Me siento aliviado porque ahora tengo trabajo y puedo salir adelante poco a poco
Cuando Ricardo, originario de Quetzaltenango, decidió migrar a otro país, lo hizo con la esperanza de un futuro mejor. Pero el destino le tenía preparado otro plan. Tras llegar a la frontera, fue detenido y retornado a Guatemala. Con deudas encima, sin empleo y con el peso de haber dejado todo atrás, sintió que las puertas se cerraban.

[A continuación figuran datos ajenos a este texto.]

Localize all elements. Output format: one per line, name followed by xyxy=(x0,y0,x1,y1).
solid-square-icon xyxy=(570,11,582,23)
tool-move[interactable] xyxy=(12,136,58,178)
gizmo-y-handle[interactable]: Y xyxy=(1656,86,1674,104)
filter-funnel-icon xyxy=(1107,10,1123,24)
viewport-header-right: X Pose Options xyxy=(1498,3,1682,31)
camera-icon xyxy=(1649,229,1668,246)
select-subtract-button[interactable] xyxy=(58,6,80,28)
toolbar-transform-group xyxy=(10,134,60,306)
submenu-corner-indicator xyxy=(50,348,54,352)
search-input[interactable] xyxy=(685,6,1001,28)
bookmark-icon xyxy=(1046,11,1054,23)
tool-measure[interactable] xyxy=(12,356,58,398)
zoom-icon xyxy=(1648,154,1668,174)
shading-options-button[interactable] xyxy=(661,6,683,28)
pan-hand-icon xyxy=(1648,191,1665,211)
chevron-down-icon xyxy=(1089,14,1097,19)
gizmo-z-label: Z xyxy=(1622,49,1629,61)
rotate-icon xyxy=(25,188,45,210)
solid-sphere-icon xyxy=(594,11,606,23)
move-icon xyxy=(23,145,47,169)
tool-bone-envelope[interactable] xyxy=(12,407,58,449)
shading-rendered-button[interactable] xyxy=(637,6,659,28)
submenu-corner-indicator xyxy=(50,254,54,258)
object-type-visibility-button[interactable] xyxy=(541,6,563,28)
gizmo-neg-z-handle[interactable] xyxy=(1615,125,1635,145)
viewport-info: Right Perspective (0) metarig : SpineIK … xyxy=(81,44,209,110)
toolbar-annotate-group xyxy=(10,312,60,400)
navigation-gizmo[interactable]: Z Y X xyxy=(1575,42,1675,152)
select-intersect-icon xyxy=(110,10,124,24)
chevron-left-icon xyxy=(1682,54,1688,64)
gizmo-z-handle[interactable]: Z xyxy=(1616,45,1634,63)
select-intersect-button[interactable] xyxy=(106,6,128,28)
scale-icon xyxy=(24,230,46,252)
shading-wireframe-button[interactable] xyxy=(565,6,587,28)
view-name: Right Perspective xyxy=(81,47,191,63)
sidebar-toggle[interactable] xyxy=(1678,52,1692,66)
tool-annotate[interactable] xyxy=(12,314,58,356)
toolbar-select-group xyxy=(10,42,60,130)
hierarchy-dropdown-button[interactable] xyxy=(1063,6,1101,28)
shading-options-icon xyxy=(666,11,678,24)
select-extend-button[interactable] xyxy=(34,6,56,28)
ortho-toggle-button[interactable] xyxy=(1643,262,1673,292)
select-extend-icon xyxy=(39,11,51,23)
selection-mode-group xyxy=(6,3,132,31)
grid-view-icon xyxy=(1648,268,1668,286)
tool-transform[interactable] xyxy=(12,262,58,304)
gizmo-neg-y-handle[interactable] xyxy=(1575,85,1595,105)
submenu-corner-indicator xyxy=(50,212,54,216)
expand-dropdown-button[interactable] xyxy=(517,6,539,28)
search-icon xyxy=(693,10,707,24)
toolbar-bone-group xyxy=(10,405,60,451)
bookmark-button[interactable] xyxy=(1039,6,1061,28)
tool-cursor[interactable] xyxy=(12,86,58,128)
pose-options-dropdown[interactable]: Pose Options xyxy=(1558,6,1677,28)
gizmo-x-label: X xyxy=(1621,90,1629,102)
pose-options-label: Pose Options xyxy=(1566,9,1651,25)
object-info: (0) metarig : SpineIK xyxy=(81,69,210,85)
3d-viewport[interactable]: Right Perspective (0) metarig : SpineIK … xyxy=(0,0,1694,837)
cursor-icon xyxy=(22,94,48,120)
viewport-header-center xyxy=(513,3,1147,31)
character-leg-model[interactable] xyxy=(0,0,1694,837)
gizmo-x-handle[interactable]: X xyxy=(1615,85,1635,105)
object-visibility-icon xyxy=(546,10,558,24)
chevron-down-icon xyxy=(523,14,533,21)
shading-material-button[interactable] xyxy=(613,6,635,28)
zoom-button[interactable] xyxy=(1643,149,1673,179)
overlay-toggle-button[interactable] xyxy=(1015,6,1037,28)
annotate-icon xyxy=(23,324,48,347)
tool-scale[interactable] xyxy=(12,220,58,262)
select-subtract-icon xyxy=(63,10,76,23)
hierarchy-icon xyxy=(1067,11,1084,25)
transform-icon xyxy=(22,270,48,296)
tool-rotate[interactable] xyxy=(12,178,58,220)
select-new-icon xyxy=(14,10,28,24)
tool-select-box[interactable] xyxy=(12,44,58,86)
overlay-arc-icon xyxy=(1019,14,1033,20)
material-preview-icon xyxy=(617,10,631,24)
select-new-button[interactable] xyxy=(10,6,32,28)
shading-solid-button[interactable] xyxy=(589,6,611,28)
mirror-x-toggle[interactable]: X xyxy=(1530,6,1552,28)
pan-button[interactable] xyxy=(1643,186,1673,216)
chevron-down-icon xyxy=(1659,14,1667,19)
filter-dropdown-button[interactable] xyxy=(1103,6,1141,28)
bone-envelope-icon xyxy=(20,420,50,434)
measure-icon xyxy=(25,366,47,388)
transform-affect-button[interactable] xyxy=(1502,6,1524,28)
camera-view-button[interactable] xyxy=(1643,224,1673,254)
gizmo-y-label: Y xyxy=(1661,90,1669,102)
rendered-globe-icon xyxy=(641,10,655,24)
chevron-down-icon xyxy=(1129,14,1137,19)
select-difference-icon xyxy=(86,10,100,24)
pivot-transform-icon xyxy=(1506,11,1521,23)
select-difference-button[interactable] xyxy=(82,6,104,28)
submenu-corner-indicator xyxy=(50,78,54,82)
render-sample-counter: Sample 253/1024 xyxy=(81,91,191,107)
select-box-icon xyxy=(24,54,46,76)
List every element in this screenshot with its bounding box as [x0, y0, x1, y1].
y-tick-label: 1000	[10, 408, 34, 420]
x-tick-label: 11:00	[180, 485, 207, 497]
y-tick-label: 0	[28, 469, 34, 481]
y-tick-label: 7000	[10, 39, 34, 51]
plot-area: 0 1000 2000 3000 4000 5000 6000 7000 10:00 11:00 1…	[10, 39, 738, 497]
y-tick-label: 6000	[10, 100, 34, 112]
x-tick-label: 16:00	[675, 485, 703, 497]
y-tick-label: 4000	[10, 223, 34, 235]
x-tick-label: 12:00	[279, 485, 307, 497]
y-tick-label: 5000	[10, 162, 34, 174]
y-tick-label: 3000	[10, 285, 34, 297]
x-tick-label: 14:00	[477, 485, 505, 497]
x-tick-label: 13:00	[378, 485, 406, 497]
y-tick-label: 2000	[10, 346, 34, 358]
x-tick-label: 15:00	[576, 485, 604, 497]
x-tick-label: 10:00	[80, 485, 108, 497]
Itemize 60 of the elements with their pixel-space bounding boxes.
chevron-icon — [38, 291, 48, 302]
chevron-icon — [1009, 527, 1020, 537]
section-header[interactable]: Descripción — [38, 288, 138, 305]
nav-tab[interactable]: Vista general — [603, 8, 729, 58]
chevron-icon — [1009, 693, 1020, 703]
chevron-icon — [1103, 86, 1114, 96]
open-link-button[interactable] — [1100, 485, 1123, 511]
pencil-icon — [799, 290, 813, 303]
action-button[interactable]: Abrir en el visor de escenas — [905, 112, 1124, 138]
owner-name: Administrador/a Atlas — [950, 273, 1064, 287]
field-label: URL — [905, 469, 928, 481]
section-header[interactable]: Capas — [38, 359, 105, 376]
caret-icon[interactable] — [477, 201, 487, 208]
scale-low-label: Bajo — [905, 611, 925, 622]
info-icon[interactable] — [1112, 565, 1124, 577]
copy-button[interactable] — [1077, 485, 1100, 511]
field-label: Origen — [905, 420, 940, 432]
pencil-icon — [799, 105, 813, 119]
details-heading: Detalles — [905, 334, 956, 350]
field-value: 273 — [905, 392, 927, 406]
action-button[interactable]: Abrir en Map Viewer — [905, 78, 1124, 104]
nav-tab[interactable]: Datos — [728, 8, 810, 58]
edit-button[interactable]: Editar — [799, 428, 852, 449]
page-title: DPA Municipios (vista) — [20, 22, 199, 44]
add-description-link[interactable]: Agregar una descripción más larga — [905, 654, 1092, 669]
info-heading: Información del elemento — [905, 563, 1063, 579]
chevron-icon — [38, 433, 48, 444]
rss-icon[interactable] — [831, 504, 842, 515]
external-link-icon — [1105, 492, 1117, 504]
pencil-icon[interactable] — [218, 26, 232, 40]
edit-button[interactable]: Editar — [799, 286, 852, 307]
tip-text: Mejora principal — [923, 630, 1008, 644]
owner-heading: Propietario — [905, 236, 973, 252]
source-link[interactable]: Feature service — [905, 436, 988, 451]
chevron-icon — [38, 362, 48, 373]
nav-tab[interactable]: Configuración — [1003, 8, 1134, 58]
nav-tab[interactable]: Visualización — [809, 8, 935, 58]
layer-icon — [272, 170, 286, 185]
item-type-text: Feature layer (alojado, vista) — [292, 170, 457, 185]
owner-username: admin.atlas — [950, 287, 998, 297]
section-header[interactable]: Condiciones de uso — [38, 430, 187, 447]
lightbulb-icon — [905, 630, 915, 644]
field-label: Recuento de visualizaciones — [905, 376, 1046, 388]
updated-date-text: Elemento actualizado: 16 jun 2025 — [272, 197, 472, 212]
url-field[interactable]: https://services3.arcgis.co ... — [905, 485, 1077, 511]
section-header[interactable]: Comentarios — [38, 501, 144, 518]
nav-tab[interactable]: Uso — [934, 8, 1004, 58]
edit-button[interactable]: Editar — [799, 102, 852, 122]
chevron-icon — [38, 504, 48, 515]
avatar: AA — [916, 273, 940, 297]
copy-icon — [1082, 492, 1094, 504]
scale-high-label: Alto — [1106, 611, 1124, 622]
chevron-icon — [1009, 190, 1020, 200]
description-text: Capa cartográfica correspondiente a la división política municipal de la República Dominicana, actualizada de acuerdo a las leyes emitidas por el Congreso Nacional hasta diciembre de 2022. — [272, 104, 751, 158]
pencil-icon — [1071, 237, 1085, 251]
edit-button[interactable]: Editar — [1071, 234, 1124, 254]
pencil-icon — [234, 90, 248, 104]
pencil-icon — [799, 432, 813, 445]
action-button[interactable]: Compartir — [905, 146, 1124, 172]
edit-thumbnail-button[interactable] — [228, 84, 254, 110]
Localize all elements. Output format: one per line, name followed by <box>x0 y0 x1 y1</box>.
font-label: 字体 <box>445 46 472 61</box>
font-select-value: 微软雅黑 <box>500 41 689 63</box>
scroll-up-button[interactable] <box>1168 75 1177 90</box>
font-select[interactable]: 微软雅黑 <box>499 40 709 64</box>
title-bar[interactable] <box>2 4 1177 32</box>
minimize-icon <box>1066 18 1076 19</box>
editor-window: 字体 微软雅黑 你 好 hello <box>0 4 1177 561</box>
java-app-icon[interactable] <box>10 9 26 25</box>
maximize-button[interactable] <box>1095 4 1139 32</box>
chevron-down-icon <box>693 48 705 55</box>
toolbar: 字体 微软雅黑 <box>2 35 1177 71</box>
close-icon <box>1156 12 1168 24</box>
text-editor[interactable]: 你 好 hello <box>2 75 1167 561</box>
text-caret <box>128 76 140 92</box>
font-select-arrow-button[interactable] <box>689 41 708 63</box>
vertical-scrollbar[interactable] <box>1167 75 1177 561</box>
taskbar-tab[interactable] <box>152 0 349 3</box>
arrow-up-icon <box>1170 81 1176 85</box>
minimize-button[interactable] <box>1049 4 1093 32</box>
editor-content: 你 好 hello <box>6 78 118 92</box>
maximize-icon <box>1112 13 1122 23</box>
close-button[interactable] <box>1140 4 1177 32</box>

Fue entonces, cuando apareció una nueva oportunidad. Ricardo acudió a la Oficina Municipal de Atención al Migrante y fue aceptado para participar en el “Curso de Emprendimiento” y un “Curso de Reparación Técnica”, ambos cursos que se llevaron a cabo gracias al apoyo de OIM. Ricardo aprendió desde lo más básico, como usar un cautín, hasta reparar computadoras, celulares y tablets. Adicionalmente, recibió capacitación en marketing, finanzas y gestión de negocios.
Su constancia lo llevó lejos. Fue seleccionado entre los mejores participantes y recibió capital semilla. Así nació su emprendimiento de reparación de dispositivos electrónicos.
“Me siento aliviado porque ahora tengo trabajo y puedo salir adelante poco a poco”, dice con orgullo.
Más allá de las herramientas, Ricardo valora el apoyo emocional recibido. Hoy, a sus 34 años, Ricardo trabaja por ganarse la confianza de su comunidad, mientras sueña con expandir su negocio. Su historia es un recordatorio de que, incluso después de caer, siempre hay una forma de levantarse y comenzar de nuevo.